By Maayan Jaffe
With every new social study that publishes about the modern Jewish community, there is a growing fear of a disjointed and sometimes estranged Jewish people.
“We need a new Jewish energy. We need to celebrate the wholeness of Jewish history,” says Ambassador Alfred Moses, co-chair of the International Advisory Board of Beit Hatfutsot in Tel-Aviv.
Moses was part of discussion about how to transform the current Beit Hatfutsot into a center for Jewish peoplehood, a place that would be pluralistic, inclusive, would focus on our common Jewish heritage, values and language, and where Jewish would not be a religion, but a people.
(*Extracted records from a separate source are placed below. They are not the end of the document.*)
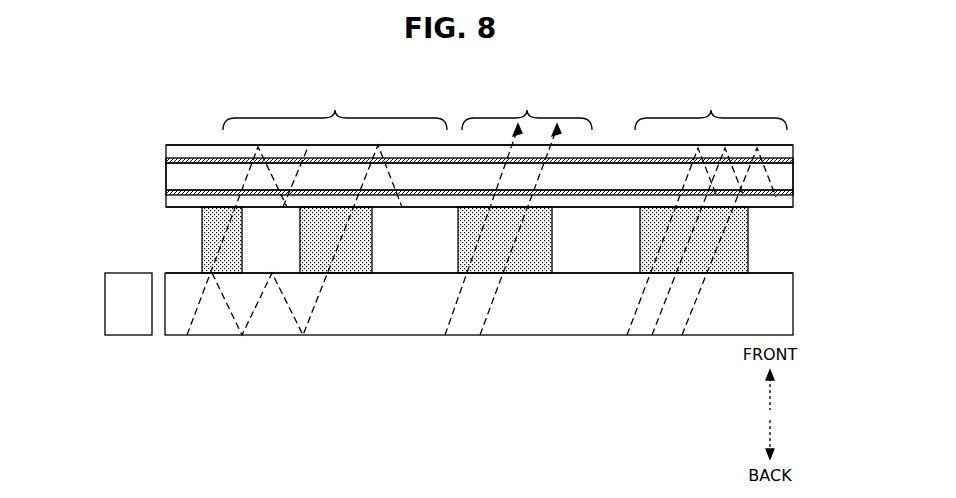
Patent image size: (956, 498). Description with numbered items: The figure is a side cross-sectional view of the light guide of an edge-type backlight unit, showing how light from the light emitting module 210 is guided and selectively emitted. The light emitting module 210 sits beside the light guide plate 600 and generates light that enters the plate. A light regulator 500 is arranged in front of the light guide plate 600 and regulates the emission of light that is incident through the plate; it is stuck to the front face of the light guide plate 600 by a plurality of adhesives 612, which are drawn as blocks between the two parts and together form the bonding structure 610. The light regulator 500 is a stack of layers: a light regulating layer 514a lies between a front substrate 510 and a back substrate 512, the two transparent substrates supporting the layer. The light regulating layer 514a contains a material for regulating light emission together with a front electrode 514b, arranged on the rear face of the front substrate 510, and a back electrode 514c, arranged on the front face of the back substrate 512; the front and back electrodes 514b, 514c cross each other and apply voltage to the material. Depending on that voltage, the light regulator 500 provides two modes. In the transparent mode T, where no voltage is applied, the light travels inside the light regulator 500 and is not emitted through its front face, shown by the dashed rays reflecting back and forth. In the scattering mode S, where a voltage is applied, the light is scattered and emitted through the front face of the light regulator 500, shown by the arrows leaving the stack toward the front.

The light regulator 500 is at (802, 145).
The front substrate 510 is at (791, 145).
The back substrate 512 is at (793, 207).
The light regulating layer 514a is at (166, 176).
The front electrode 514b is at (166, 160).
The back electrode 514c is at (166, 193).
The support structure 610 is at (157, 207).
The adhesives 612 is at (242, 240).
The light guide plate 600 is at (793, 300).
The light emitting module 210 is at (105, 302).
The transparent mode T is at (505, 108).
The scattering mode S is at (527, 109).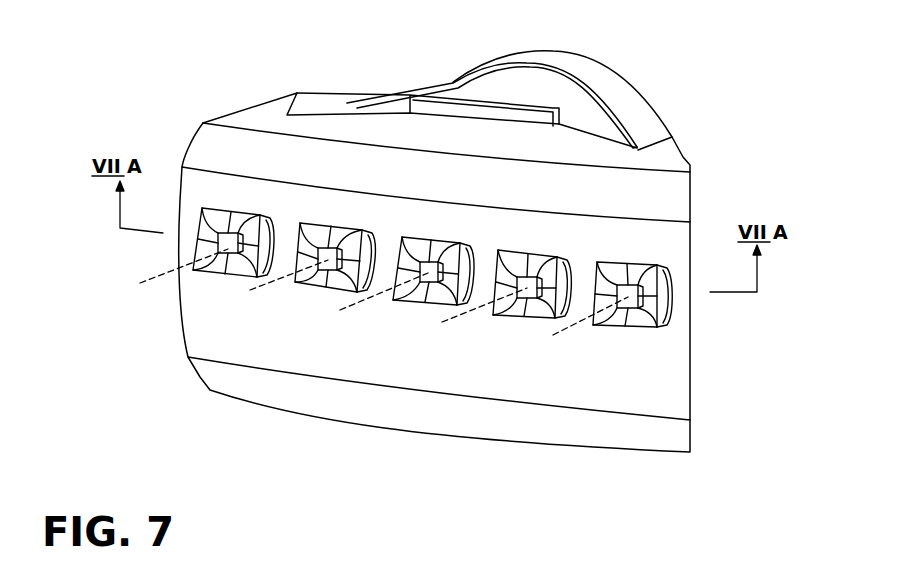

The “we” that Nevzlin is referring to is Beit Hatfutsot. She, along with a team of other top lay and professional leaders, is relaunching Tel Aviv’s Beit Hatfutsot, the somewhat shabby Diaspora Museum on the city’s university campus, as the Museum of the Jewish People at Beit Hatfutsot. The new Beit Hatfutsot will be “mercaz Am Yisrael, a center of the Jewish people, and a place where through multiple platforms and interactive tools one can discover the collective Jewish story … and his or her place in that narrative,” explained Moses.
The idea for the original Beit Hatfutsot began in the 1960s, according to Aluf Eitan Ben Eliyahu, a retired Major General in the Israel Defense Forces who is co-chair of the International Board of Governors with Moses. Zionist Nahum Goldmann, in his role as head of the World Jewish Congress, brought the idea to Israeli officials who jumped on it. The museum was opened in the 1970s to great success. But 50 years later, says Eliyahu, the program has started to deteriorate.
“We needed to reinvest in it,” Eliyahu says.
Plans for a complete overhaul of Beit Hatfutsot began in 2007. According to Dan Tadmor, the CEO of Beit Hatfutsot, the project should be completed by 2018 and cost upwards of $100 million. Thus far, the team has raised $55 million with around $45 million still to go, says Tadmor. The Israeli government committed $18 million, the Nevzlin family, who has been supporting the museum for the last decade, infused upwards of $22 million into the pot as well. The rest has been raised through other private donations.
There are three aspects to the renovation. First, Beit Hatfutsot will launch a new online database giving access to its collection of more than 6 million genealogical records, as well as its extensive photo, music and other collections.
Further, the renovation will allow Beit Hatfutsot to expand its educational offering. Its International School for Jewish Peoplehood Studies will put a greater emphasis on online programs, thereby providing more and more Jewish institutions globally with learning opportunities focused on Jewish identity and connection.
Of course, the biggest shift will be the re-designed Museum of the Jewish People, to open in two phases. Phase 1, to open in May 2016, will consist of a new 20,000 square feet wing and the launch of four new exhibits, two permanent and two temporary. These will include a refurbished 6,000-square-feet exhibition hall featuring true-to-scale models of famous synagogues from around the world; “Heroes”, a gallery that will tell the stories of Jewish heroes from Moses through Albert Einstein; a showcase of the life of Bob Dylan, in honor of his 75th birthday (temporary exhibit); and a special exhibition in honor of the 30th anniversary since Operation Moses, which brought the majority of Israel’s Ethiopian population to the homeland.
The museum is being designed by the renowned Patrick Gallagher, who told eJP that he has never worked on a project so unique that spans such a large stretch of history – from Biblical times to modern day. He says he is using a combination of environmental design, multimedia, film, collection, representative imagery and photography to accomplish the goal.
“We don’t just want an analog of Jewish history, but we want you to think about history from a personal perspective,” Gallagher explained. “Rather than starting from the beginning, we are going to start the story in the modern era. Visitors will be able to reflect on the Jewish world today and the impact that history has had on their current Jewish identities. This will not be an encyclopedic view of history.”
Gallagher described the floor plan as open and says one could migrate from one area to another based on their interests or personal connection. On a visit, one could see the museum in its entirety or focus on one area. There will be a fast-track (surface discovery), as well as an opportunity for layered learning.
“This is the me generation, but we know that once we have them, they will want to spend the time,” says Gallagher.
The museum will be enhanced through a series of open questions, which will accompany attendees along their museum journey. The questions will challenge them to think about their role and how history fits into their lives, according to Gallagher.
“I believe it will be important for any visitor to Israel to visit here first. That way, when they walk the streets, they will understand the people they meet from a very different perspective,” notes Gallagher. “What does it mean to be Jewish? What does it mean to be Israel? They will understand themselves and their Israel experience in a very different way.”
Nevzlin called on donors in Israel and abroad to partner with her on this mission. She says it is, “the responsibility of the current generation of donors to build for the future. The most urgent thing from my point of view is giving people a chance to connect and understand who we are. … We have the ability to tell the story right now, before we lose a generation of Jews.”